U.S. Marshal Arliss Cutter is in southeastern Alaska to find the three people who have disappeared. He grew up in the Florida swamplands and has a reputation as a first-rate tracker but the harsh Alaskan climate on Prince of Wales Island offers a different set of challenges. Having served in the military fighting in the Middle East and working three other positions for Marshal Services, Cutter takes new challenges in stride.
Two of the three people who’ve disappeared were crew members of the reality TV show that’s being filmed on the island and the third is a young native girl who was in the wrong place at the wrong time and witnessed the murders. What Cutter doesn’t know is the perpetrators are ruthless killers with connections to a mining operation on the other side of the island who believe the film crew has memory cards from their cameras with photos of the killer’s face and they’re willing to kill others to get those memory cards. Cutter has to find the bodies and the film, examine the film for clues and track down the killers. Only the townspeople are no help because they’re hiding secrets too.

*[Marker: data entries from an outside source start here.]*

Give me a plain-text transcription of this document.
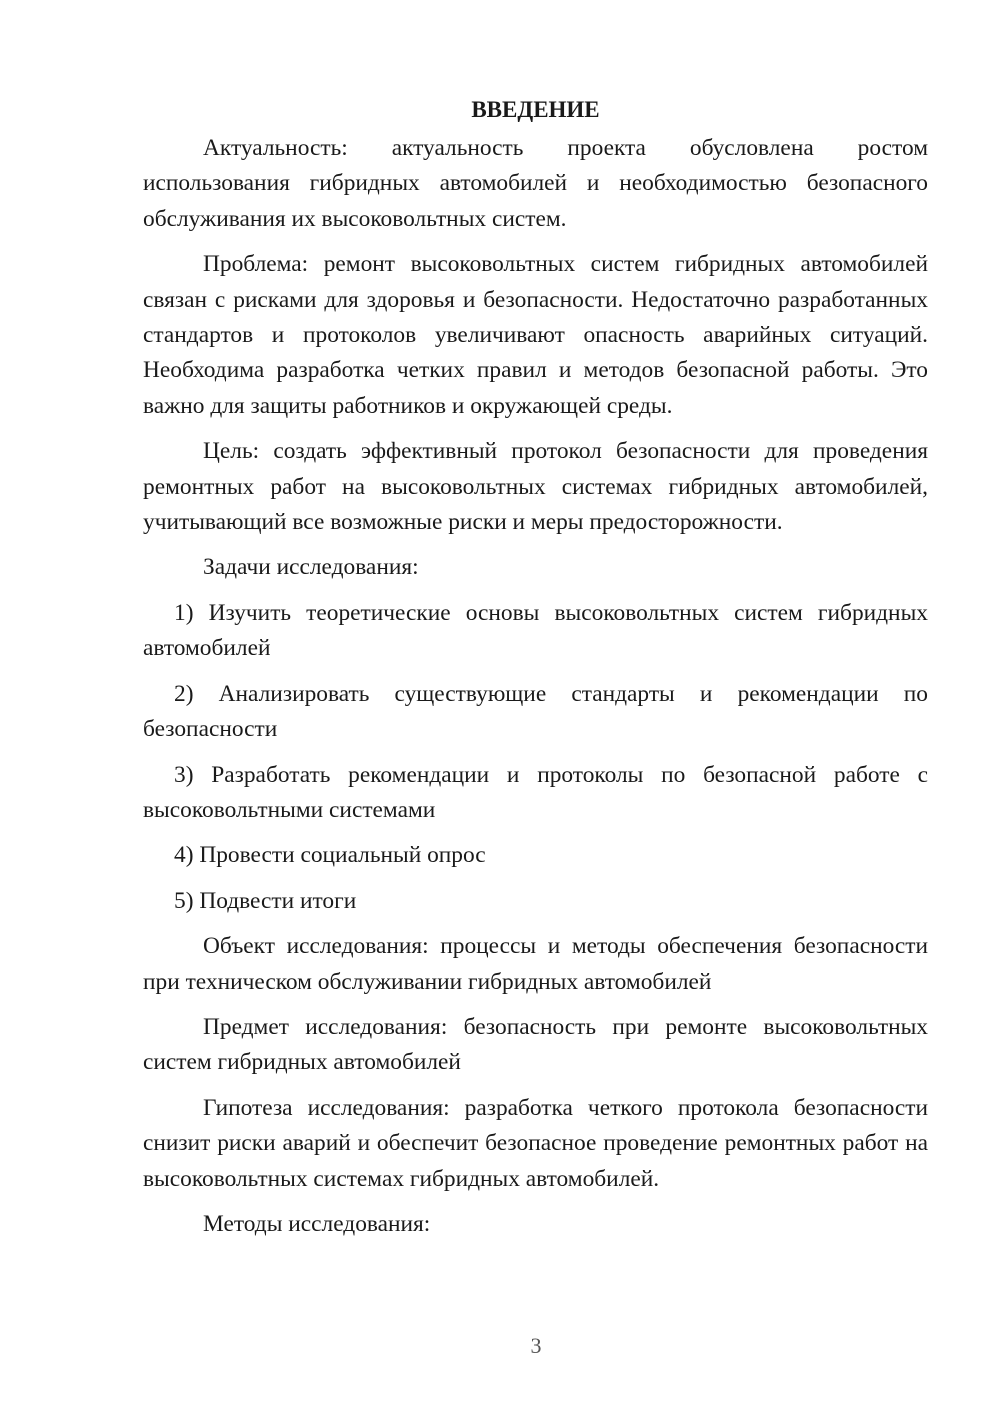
ВВЕДЕНИЕ

Актуальность: актуальность проекта обусловлена ростом использования гибридных автомобилей и необходимостью безопасного обслуживания их высоковольтных систем.

Проблема: ремонт высоковольтных систем гибридных автомобилей связан с рисками для здоровья и безопасности. Недостаточно разработанных стандартов и протоколов увеличивают опасность аварийных ситуаций. Необходима разработка четких правил и методов безопасной работы. Это важно для защиты работников и окружающей среды.

Цель: создать эффективный протокол безопасности для проведения ремонтных работ на высоковольтных системах гибридных автомобилей, учитывающий все возможные риски и меры предосторожности.

Задачи исследования:

1) Изучить теоретические основы высоковольтных систем гибридных автомобилей

2) Анализировать существующие стандарты и рекомендации по безопасности

3) Разработать рекомендации и протоколы по безопасной работе с высоковольтными системами

4) Провести социальный опрос

5) Подвести итоги

Объект исследования: процессы и методы обеспечения безопасности при техническом обслуживании гибридных автомобилей

Предмет исследования: безопасность при ремонте высоковольтных систем гибридных автомобилей

Гипотеза исследования: разработка четкого протокола безопасности снизит риски аварий и обеспечит безопасное проведение ремонтных работ на высоковольтных системах гибридных автомобилей.

Методы исследования:

3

“Open Carry” is my first introduction to Arliss Cutter but the people who think they know him believe he has a short fuse. Way too short for a lawman. But Cutter is a stand-up guy with an unwavering sense of right and wrong and he follows all his Grumpy’s Rules. Because he couldn’t say Grandpa when he was little, he’d always called him Grumpy and now that he’s gone, Cutter is passing the wisdom of Grumpy’s rules down to his nephews. He secretly wishes for a family of his own but with three failed marriages to his credit he knows that’s unlikely to come about. So he pours all his energy into his job. And that will have to be enough.
Author Marc Cameron has woven a plot with what seems like unrelated strands but when they finally come together it all makes sense. He’s imbued Cutter with a droll, dry humor that got some grins and laughs out of me. To wit: “Chihuahua courage, I Shih Tzu not.” And Cutter at the airport describing a guy in line dressed like a lumberjack who was behaving like a “lumberjerk”.

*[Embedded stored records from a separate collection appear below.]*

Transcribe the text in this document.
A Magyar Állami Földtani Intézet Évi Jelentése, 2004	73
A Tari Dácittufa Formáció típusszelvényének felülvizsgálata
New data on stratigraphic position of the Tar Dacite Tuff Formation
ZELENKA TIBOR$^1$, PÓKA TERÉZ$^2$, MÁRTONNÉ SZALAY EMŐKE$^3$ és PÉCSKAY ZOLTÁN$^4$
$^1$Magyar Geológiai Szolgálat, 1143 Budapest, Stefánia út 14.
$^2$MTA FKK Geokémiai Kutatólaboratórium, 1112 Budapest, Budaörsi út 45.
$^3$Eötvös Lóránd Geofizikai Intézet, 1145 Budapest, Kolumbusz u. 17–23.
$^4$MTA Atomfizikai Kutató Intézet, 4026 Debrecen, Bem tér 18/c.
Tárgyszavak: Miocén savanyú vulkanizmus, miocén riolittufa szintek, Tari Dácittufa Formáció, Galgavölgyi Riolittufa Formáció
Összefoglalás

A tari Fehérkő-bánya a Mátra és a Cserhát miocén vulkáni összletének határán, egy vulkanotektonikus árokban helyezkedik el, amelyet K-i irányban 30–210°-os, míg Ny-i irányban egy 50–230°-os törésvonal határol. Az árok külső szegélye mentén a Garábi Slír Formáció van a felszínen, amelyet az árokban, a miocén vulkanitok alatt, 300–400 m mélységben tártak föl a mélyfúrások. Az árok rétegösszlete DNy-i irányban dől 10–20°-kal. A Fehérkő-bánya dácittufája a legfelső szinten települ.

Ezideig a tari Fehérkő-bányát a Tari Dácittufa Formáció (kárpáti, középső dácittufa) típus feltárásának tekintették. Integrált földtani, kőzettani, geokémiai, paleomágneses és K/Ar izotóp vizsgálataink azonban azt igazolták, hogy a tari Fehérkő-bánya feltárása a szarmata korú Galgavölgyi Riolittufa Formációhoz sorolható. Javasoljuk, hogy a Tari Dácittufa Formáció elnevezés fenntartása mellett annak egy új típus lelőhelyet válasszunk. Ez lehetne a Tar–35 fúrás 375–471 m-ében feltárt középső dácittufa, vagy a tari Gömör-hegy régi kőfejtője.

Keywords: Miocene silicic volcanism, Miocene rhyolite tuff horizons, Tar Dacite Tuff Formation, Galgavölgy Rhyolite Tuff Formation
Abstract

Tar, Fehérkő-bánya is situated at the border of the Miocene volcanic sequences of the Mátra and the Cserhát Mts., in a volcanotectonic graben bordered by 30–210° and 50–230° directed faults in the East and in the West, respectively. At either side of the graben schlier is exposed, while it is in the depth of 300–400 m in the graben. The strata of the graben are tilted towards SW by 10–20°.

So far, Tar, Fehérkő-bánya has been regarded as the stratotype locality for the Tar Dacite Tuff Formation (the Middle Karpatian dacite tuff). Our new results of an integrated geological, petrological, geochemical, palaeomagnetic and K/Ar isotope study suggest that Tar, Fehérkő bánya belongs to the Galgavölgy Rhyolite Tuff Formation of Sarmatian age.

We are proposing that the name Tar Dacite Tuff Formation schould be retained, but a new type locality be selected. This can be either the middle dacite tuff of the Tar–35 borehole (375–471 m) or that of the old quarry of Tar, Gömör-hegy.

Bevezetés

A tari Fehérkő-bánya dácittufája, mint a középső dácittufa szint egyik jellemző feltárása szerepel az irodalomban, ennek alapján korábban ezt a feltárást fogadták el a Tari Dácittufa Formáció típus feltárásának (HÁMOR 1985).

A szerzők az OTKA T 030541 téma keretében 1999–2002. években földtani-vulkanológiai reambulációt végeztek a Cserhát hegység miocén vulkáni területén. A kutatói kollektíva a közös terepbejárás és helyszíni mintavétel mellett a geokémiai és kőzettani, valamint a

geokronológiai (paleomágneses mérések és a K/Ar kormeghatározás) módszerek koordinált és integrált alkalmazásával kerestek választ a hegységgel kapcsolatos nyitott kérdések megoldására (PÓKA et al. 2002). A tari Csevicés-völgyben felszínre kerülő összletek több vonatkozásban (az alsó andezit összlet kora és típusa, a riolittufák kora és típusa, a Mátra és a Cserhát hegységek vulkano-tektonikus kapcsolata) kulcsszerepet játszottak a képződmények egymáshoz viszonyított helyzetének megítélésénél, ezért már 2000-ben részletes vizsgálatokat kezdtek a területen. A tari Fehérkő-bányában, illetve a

But there are some misused words that had me doing double-takes. An author of Cameron’s stature should certainly know the difference between “defused” (as to render a bomb harmless) and “diffused” as the light coming through stands of spruce and cedar is “diffused”, giving the place an otherworldly feel. And there’s “the dinghy briefs” he referred to, except a “dinghy” is a small boat. What Cameron was going for was “dingy” briefs which were no longer whitie or tightie. (Dingy being dirty, unclean, faded, shabby.) Lastly “Garza released a penned-up breath….” I don’t know if it’s possible to pen-up a breath but I’m sure the intent was “a pent-up breath”. That’s an easy visualization. These are amateur errors that surely should have been caught by a beta reader or a proofreader or a copy editor or someone. Was no one awake and paying attention? Four stars.